Снова заскрипела раскладушка, и Некрич лег. Некоторое время он ворочался с боку на бок, пытаясь подавить в себе желание говорить, потом встал, подошел к окну, приоткрыл занавеску. Мне была видна со спины его вытянутая костлявая фигура в желтом свете с улицы. Постояв у окна, он присел на подоконник, потом пересел на стул. Я чувствовал, что, пока он слоняется по комнате, мне все равно не уснуть.
– Может быть, ты ляжешь?
– Не могу. Не лежится. Я посижу, сидя мне лучше. А ты спи, спи, я же тебе не мешаю.
– У тебя что, болит что-нибудь?
– Болит?.. Нет, ничего не болит… Мне кажется, что у меня все кости высосаны изнутри тоской и пустые. Особенно когда лежу – когда сижу, не так…
Некрич вытянулся на жестком стуле, опираясь только о край сиденья и шеей – о край спинки, закинув голову назад, так что самой высокой точкой его силуэта с четко обозначившейся на фоне желтого окна линией кадыка стала задранная кверху короткая бородка. Широко раскрытыми глазами и открыв рот, словно глаз ему было мало, он смотрел в проступавший из полутьмы потолок. Тяжесть и пустота потолка наконец-то задавили в нем инерцию говорения, и он замолчал, застыв в своем неудобном положении. Воспользовавшись паузой, я начал засыпать.
Из сна меня вырвала пистолетная стрельба: на грани пробуждения осуществлялись слова Некрича о грядущей гражданской войне. Сам он снова сидел на подоконнике, завернувшись в занавеску, и, переплетя пальцы, громко трещал суставами. Пальцы его при этом выгибались почти под острым углом к тыльной стороне ладоней.

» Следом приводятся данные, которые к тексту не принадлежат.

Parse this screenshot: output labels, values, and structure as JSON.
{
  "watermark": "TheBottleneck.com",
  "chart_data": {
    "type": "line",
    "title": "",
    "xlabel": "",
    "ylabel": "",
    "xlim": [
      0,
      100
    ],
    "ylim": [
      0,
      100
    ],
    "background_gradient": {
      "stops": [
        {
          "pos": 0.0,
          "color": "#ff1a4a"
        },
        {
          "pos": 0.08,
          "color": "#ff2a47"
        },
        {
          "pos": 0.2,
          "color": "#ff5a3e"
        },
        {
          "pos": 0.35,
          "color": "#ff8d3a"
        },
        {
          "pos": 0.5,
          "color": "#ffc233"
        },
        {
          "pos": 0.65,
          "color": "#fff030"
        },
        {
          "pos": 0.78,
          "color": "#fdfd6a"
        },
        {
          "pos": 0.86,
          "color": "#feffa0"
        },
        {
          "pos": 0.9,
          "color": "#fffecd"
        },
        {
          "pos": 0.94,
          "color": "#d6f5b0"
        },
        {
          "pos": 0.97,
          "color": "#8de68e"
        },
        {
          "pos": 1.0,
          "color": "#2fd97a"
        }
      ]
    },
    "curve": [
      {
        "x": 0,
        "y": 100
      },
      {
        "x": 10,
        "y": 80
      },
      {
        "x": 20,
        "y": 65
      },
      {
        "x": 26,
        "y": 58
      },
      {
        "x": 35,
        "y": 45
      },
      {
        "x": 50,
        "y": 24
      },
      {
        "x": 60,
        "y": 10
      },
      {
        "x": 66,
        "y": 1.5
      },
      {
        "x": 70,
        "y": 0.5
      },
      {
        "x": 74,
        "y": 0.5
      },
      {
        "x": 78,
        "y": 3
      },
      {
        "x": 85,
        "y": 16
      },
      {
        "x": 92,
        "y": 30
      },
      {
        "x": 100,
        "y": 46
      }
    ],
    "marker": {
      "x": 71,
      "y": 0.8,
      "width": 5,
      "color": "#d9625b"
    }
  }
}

– Ведь я чувствовал, что этим кончится! – Он снова заговорил, почуяв, что я не сплю. У меня не было никакой возможности убедить его в обратном, разве что захрапеть, но он все равно бы не поверил. – Я знал, конечно, все с самого начала и обманывал себя, делая вид, что ничего не замечаю, мне было это просто, а главное, больше ничего и не оставалось. Я же видел, как они за моей спиной переглядывались, вся эта шатия, друзья Иринины, подонки общества, я слышал, как они со мной разговаривают, всегда с усмешкой. Они меня всерьез не принимали, за дурачка держали, хотя в лицо и не говорили. Еще бы, как можно принимать всерьез человека, женившегося на такой отъявленной суке! Они ухмылялись так, точно она спала с ними со всеми, с каждым из них, без исключения! А я делал вид, что мне эти их ухмылки безразличны. Я всегда хотел ей показать, что я выше этой банды, я не чета тем выродкам, с которыми она проводит время, но она, кажется, не видела между нами никакой особенной разницы: мы все были для нее одно – мужчины! А ведь я ее к себе в театр водил, на самые лучшие места, на первый состав, и ей нравилось. Ты не поверишь, она даже плакала однажды на «Волшебной флейте», я из-за кулис смотрел за ней и видел, как у нее тушь от слез потекла, она всегда ресницы густо тушью красит, сколько я ни говорил, что ей это не идет… А после спектакля так мне благодарна была, так счастлива, что все хорошо кончилось!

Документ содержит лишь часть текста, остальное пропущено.